Using the consul_keys
resource would be the way to go here, otherwise, consul_key_prefix
will overwrite whatever changes were made by a user.
Now the tricky part as you've stated is how to handle use case no 2. Considering the following statements:
If the config is still the old default value, upgrade it to the new default value.
This would be handled by Terraform, once you update your variable definition, those new changes will be automatically applied.
If the user has changed it, don't mess with it.
This is where it gets complicated. Depending on the Terraform version you use, you could use a precondition block in combination with a data
block.
I think defining a new key/property here /app/stackname/
named like is_user_managed
could help.
By using a data source block you could retrieve the value set (true or false) and then reference it in the precondition block of the resource.
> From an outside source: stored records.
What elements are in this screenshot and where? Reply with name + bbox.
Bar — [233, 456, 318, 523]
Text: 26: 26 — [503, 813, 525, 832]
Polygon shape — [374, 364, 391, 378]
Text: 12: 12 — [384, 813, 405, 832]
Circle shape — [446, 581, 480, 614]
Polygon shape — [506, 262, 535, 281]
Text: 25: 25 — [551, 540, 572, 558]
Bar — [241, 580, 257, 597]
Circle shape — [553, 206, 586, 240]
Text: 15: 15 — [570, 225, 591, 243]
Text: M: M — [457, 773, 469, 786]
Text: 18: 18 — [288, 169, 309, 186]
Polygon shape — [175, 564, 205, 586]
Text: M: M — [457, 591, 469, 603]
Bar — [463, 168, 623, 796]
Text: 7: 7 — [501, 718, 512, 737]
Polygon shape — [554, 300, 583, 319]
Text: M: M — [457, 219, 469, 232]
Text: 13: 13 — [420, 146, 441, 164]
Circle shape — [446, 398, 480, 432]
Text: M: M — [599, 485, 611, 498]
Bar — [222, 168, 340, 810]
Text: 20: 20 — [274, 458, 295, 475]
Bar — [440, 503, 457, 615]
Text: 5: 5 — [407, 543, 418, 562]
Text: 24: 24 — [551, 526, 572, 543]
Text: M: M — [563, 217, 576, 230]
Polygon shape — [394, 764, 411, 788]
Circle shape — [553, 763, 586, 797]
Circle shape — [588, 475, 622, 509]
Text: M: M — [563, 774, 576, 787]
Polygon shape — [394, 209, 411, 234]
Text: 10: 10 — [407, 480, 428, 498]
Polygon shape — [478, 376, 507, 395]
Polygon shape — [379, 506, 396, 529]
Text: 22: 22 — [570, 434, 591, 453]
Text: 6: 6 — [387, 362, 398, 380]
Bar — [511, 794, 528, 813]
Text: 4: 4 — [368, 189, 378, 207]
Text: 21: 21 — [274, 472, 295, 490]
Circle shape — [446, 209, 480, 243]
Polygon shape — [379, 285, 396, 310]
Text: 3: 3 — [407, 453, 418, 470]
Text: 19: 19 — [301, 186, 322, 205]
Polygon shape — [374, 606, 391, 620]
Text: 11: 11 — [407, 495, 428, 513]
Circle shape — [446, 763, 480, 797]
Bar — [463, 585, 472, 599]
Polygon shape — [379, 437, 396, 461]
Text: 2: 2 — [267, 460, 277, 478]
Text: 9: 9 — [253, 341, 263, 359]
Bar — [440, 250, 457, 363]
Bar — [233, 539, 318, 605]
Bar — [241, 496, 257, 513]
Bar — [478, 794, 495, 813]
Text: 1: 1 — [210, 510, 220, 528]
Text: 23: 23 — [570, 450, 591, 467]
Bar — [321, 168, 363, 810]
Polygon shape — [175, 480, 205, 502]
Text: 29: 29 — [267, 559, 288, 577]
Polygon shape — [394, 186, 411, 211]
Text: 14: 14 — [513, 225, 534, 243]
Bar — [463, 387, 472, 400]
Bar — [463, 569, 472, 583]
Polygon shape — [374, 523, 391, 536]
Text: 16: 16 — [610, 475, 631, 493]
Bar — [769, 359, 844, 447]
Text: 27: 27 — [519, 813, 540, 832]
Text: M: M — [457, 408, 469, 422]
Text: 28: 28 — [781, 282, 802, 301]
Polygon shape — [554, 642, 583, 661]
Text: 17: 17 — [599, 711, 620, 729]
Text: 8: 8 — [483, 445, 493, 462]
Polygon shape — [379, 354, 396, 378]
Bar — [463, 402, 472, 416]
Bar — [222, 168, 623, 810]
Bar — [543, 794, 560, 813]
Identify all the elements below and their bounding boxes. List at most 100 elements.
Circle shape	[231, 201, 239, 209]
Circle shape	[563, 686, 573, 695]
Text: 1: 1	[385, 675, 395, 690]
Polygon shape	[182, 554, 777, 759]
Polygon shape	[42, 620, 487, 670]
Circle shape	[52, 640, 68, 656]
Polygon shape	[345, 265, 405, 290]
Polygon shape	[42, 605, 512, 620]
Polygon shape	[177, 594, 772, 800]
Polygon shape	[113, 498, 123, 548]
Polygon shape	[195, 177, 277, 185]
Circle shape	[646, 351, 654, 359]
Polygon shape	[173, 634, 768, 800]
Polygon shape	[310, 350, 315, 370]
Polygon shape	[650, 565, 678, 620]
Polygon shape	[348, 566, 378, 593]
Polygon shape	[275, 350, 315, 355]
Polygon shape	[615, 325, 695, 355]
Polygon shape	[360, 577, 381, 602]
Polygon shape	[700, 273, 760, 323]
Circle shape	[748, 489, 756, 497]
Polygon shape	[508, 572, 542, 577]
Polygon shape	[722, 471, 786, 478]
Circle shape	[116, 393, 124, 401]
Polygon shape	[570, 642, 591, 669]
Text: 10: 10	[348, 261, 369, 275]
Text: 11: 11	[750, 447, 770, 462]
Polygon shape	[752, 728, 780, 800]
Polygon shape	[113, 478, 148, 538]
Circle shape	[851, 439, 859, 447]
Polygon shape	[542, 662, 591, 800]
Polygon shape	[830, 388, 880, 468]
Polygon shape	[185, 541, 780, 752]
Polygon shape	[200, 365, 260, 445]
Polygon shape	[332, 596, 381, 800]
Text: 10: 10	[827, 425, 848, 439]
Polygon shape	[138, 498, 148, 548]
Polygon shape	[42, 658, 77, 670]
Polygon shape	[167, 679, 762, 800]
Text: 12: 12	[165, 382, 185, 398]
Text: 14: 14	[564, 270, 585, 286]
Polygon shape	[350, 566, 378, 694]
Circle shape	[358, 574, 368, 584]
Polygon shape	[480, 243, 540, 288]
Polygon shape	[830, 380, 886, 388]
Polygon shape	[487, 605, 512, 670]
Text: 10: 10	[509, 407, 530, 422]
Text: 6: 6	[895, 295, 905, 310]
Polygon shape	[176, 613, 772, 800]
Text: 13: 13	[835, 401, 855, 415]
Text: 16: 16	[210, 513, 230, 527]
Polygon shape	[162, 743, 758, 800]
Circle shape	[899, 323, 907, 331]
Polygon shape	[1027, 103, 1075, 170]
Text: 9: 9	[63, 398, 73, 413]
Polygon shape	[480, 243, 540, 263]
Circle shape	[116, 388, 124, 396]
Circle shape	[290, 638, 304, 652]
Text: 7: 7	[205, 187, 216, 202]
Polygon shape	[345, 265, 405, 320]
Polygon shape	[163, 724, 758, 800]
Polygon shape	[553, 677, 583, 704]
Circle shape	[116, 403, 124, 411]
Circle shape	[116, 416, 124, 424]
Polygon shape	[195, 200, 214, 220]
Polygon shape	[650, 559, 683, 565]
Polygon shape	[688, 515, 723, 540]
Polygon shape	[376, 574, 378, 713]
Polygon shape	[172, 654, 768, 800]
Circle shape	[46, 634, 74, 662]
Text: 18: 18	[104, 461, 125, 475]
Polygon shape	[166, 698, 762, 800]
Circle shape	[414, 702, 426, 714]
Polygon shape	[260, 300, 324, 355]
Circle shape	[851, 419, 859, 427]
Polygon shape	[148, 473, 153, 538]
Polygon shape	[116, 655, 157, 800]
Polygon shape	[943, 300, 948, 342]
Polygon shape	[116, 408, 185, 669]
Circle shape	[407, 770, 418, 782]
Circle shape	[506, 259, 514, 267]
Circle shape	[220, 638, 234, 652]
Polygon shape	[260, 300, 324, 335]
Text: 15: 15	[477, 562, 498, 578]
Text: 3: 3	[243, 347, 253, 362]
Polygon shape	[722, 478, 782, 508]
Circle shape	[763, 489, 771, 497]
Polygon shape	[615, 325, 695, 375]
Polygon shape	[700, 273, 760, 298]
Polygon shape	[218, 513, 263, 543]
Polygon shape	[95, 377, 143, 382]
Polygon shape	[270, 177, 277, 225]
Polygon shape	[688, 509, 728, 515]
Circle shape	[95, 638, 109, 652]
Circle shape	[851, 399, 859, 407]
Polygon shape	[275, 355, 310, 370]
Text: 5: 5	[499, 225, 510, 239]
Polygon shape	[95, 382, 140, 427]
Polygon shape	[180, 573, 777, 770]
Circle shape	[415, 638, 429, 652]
data "consul_keys" "is_user_managed" {
key {
name = "is_user_managed"
path = "/app/stackname/is_user_managed"
default = "false"
}
}
resource "consul_keys" "this" {
...
lifecycle {
precondition {
condition = data.consul_keys.var.is_user_managed == "false"
error_message = "This resource is being managed by an external identity"
}
}
}
Now the downside of this approach is that if the condition is not met, it'll block all the operations(which can be easily solved by going into Consul and setting the value to "false"), so it really depends on how your code is structured.
Another idea is to get the KV (/app/stackname/is_user_managed
) using the consul CLI, and then based on the result of that run Terraform using the target flag which it's not recommended.